NL for unstructured data
One of the biggest challenges that unstructured data pose is that often it becomes a challenge to identify patterns and to draw insight from it. Hence, the applicability of NLP in this vast pool of unstructured government data can be highly beneficial and can aid the process better policy-making and even to improve public services across sectors.
We look at how NLP can help with improved governance through its application in unstructured data.
To tackle crime: By applying NLP to data collected from social media platforms and other public domain, the system can tame possible criminal activities that are likely to occur in the future. Also, by leveraging NLP in existing criminal records, law enforcement agencies can identify patterns, the interrelation between criminal activities and identify criminal pockets.
In India, presently the AI-systems like facial recognition have used beforehand and crowd monitoring is another area where AI has found a sound ground. But by expanding and looking beyond the existing use cases, the law and enforcement can ensure further protection for people.
Analysis of public feedback: India’s diversity and the uniqueness of each state is the right fodder for NLP to thrive and provide better service to its users. With the central and state governments pushing for governance, currently almost every public services are available online and the number of people who are availing this service has gone up considerably.
Though chatbots are highly in use among private players in the country, the adoption in it in public portals is still not looked into.
By leveraging technologies like chatbots in public portals, the government can guide the users to the right services and also answer their queries thus improving public service.
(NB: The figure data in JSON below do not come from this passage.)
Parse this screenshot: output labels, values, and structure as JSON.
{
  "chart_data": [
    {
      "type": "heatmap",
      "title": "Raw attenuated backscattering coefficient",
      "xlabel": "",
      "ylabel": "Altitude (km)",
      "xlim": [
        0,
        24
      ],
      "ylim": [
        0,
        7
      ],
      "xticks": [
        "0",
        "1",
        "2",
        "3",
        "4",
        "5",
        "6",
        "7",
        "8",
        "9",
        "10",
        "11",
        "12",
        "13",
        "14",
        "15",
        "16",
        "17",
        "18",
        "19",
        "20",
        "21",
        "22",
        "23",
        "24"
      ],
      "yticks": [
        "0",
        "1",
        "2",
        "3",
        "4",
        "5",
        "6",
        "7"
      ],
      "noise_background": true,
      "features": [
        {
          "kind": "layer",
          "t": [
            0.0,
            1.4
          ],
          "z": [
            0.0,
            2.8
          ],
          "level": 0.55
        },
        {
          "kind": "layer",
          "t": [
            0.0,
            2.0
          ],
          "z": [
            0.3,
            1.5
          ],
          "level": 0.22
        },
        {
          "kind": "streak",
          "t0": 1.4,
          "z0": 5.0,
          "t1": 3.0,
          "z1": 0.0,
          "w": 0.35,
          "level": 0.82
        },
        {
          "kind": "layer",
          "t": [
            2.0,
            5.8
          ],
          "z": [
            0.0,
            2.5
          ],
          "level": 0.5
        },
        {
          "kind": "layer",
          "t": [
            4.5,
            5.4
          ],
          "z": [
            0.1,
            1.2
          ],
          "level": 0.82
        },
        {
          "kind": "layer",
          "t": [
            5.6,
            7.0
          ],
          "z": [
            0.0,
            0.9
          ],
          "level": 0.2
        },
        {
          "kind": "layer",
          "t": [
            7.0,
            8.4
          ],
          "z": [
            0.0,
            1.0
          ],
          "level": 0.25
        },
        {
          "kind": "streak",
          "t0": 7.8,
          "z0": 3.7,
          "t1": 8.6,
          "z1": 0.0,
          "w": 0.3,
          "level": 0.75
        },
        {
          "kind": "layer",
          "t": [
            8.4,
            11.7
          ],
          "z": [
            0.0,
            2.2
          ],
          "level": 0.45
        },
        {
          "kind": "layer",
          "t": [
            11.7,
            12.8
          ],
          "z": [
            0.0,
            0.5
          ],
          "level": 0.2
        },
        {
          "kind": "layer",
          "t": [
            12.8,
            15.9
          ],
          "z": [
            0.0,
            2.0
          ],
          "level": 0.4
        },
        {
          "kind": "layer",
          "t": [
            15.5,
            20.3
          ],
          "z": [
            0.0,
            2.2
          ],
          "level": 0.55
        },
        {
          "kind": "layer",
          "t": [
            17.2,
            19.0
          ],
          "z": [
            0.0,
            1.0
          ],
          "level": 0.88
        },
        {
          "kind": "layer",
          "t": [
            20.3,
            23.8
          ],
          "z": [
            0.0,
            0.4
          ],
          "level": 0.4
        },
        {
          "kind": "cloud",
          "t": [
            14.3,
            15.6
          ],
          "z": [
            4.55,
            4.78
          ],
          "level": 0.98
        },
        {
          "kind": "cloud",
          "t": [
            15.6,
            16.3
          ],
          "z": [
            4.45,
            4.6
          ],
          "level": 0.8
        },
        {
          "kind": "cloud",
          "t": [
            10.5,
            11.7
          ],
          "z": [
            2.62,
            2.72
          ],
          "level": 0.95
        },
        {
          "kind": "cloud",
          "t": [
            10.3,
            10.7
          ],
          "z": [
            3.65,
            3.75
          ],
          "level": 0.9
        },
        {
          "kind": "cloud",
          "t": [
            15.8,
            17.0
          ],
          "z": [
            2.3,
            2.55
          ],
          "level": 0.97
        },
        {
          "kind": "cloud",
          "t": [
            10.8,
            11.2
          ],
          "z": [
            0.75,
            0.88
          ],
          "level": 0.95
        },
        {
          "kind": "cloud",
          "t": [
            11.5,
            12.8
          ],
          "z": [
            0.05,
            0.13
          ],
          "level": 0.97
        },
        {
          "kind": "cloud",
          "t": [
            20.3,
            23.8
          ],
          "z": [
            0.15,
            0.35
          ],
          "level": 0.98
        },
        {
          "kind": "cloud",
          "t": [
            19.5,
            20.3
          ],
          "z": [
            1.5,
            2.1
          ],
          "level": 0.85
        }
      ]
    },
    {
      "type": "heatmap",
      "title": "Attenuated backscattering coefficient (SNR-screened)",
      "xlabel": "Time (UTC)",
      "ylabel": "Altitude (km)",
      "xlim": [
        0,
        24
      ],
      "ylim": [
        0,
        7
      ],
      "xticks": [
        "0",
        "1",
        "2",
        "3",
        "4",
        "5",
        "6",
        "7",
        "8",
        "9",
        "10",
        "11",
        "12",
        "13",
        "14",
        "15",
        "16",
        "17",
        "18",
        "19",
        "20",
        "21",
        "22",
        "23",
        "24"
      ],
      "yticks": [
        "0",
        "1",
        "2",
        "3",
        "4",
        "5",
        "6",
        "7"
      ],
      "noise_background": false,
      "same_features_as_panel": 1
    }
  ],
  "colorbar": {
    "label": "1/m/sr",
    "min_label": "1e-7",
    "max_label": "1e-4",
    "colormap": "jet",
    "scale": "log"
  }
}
Improving healthcare: Though the application of AI for medical research purpose is making considerable advancement in India, it hasn’t made considerable progress to other aspects of the field. Medical data from across the country would compound a large pool and public hospitals institutions haven’t made considerable use of it.
In a recent study by Indian researchers who looked into the application of big data in medical receipts, the researchers found that many a time several patients are sent to wrong medical departments. Hence, by augmenting health records and by applying text analytics along with NLP, the researchers were able to direct the patients to the right medical department.